Subacromial Bursitis

By Ben Benjamin, PhD

Subacromial Bursitis

By Ben Benjamin, PhD

Question: The bursa that protects the rotator cuff tendons of the shoulder is underneath which bone?

Answer: The acromion.

Question: How does the subacromial bursa function?

Answer: This fluid-filled sac acts as a cushioning device, preventing the rotator cuff tendons from running harshly over the bones. It changes shape and molds to the needs of the joint.

Question: Which motion is most limited and painful in cases of acute bursitis of the shoulder?

Answer: Passive abduction. In cases of acute bursitis (swelling of the bursa), passively abducting the arm - performed by the therapist - is very painful because the head of the humerus is compressing a swollen bursa against the glenohumeral joint and the underside of the acromion. The bursa is generally the size of a small plum, but when inflamed it can be as big as an orange.
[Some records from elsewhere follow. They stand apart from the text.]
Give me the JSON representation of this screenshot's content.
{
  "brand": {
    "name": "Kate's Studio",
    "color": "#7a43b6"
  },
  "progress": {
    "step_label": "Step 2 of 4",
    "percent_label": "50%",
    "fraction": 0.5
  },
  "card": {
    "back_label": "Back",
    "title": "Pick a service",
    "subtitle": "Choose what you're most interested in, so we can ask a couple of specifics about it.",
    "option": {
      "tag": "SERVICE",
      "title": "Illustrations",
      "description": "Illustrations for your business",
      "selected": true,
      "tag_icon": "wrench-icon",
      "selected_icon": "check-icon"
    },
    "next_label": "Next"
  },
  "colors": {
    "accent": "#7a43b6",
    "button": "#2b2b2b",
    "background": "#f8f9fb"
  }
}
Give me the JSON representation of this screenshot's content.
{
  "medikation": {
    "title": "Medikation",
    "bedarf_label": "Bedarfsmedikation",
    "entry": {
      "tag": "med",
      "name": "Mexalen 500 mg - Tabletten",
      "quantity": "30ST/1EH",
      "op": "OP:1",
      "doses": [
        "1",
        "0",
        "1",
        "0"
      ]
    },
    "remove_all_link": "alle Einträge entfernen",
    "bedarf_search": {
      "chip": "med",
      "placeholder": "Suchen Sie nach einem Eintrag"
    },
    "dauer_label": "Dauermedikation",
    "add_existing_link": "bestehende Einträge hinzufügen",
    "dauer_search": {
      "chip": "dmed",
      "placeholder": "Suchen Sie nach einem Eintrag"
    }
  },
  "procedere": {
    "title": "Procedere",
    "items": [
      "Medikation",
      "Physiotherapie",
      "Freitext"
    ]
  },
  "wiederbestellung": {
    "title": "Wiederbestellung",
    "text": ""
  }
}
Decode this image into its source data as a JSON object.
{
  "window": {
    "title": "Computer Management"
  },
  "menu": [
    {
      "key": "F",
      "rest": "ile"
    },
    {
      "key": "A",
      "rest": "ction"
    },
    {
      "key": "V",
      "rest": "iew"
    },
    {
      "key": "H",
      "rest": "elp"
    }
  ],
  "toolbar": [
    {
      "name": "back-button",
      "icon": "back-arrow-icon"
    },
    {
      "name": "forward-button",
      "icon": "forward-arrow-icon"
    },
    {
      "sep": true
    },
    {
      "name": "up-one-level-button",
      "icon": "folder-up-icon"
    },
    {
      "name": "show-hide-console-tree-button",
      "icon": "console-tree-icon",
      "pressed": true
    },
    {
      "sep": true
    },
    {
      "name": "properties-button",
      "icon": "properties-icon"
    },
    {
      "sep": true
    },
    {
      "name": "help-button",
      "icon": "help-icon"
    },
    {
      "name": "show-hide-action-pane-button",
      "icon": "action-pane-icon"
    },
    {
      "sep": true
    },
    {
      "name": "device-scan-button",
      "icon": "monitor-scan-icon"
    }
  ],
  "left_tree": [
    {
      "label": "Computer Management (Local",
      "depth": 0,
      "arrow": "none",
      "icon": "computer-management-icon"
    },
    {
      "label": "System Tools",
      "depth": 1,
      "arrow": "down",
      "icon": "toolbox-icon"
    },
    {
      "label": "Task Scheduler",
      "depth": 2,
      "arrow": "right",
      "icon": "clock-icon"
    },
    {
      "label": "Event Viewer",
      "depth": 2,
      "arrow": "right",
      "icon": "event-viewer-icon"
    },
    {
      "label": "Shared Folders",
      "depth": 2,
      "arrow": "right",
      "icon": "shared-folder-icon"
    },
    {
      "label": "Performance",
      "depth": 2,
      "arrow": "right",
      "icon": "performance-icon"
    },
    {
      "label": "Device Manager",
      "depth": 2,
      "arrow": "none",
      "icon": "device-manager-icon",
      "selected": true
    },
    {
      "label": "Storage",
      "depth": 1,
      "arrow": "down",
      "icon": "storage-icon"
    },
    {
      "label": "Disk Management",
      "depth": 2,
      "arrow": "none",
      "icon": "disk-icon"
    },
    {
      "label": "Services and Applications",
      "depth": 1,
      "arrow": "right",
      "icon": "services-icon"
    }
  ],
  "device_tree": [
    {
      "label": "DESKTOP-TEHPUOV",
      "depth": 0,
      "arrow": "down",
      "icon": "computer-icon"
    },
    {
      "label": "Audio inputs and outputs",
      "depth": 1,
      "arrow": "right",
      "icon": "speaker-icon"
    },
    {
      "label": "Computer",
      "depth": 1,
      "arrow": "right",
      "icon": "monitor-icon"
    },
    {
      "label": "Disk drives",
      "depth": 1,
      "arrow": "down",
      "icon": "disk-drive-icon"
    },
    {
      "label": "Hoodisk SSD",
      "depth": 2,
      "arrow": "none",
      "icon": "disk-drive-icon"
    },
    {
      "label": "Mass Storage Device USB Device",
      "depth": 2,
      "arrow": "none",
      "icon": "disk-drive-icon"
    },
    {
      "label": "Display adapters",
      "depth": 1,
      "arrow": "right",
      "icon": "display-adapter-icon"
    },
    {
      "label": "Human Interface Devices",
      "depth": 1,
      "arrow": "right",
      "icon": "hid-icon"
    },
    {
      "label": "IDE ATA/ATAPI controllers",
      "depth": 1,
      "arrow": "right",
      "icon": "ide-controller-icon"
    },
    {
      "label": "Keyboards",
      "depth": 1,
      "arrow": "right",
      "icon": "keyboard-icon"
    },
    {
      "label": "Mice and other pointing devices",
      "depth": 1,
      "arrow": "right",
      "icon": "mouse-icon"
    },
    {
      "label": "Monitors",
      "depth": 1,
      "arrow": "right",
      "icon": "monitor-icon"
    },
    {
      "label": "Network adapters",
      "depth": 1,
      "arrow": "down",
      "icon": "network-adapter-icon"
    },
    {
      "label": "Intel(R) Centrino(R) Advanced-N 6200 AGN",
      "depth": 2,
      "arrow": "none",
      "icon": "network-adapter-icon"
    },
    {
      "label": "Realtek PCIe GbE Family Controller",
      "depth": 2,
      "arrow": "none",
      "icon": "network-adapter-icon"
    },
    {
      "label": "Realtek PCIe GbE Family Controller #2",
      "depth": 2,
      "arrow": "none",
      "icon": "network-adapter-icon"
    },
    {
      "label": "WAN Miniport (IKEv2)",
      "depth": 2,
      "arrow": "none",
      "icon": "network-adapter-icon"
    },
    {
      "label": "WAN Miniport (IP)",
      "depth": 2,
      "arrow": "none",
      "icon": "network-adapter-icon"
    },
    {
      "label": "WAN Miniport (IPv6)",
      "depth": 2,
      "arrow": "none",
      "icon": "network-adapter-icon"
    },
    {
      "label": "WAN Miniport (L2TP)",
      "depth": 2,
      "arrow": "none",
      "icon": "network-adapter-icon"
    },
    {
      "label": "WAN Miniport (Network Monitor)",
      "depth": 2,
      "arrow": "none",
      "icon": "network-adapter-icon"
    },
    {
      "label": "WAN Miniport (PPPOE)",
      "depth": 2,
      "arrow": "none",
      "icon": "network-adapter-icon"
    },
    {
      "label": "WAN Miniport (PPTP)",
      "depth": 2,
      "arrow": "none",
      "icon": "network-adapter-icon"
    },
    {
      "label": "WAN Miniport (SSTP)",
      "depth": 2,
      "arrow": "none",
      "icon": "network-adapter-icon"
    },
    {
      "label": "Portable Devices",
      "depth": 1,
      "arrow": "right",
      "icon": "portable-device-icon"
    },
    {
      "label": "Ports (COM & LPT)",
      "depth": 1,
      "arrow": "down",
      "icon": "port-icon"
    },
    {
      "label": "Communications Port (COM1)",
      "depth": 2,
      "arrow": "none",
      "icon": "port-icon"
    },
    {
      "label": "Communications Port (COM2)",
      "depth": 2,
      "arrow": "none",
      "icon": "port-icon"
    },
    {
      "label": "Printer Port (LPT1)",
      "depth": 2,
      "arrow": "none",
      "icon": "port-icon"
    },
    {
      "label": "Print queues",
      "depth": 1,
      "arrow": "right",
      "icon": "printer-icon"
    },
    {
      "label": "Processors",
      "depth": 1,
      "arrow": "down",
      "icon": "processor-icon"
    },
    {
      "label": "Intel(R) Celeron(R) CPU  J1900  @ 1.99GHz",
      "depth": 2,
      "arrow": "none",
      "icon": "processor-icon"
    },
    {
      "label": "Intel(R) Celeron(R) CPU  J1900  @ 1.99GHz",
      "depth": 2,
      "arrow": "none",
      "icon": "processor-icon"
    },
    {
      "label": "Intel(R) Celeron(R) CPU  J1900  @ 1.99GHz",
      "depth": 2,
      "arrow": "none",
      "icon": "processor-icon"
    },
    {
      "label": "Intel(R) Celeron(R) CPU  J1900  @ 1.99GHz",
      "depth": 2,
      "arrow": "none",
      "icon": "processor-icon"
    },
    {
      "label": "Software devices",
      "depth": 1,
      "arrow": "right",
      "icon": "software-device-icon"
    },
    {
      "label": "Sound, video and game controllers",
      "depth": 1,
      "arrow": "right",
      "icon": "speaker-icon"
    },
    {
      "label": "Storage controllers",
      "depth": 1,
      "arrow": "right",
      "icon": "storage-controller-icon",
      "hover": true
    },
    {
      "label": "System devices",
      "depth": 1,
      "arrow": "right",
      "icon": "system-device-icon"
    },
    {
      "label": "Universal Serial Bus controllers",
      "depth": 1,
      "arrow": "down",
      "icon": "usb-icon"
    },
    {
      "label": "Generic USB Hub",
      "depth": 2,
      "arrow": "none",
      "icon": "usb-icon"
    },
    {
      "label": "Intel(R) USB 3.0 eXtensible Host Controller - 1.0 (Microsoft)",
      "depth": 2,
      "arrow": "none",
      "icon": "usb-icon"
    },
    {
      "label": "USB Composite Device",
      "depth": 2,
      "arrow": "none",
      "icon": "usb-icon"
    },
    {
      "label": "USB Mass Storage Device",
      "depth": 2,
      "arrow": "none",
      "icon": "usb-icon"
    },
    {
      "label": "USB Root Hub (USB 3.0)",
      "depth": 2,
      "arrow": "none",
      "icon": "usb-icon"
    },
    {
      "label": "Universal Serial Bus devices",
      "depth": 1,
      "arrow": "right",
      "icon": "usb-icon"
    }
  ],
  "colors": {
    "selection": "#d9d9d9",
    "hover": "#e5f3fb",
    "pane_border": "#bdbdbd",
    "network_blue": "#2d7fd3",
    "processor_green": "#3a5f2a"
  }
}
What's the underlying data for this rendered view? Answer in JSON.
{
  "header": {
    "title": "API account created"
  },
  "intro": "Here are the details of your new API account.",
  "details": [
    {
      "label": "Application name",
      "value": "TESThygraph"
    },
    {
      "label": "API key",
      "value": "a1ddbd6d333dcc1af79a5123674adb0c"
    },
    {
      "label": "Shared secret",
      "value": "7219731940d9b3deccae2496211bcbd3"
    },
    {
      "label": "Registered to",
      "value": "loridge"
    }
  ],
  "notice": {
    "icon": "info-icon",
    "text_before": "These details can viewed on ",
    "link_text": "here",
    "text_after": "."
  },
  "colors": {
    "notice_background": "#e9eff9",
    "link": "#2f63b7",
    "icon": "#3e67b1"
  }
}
When acute bursitis is present in the shoulder, it is impossible to lift the arm out to the side (abduction) without extreme pain.

Question: Is massage therapy a useful treatment in cases of bursitis of the shoulder?

Answer: No. Inflammation of a bursa is not helped by direct massage. Directly massaging an inflamed bursa will cause more pain.

Question: How many types of bursitis of the shoulder are there?

Answer: Two. Acute bursitis is very painful and generally lasts six to eight weeks. Chronic bursitis produces much milder pain because the bursa is only slightly swollen, but it may last for many years unless treated by injection therapy.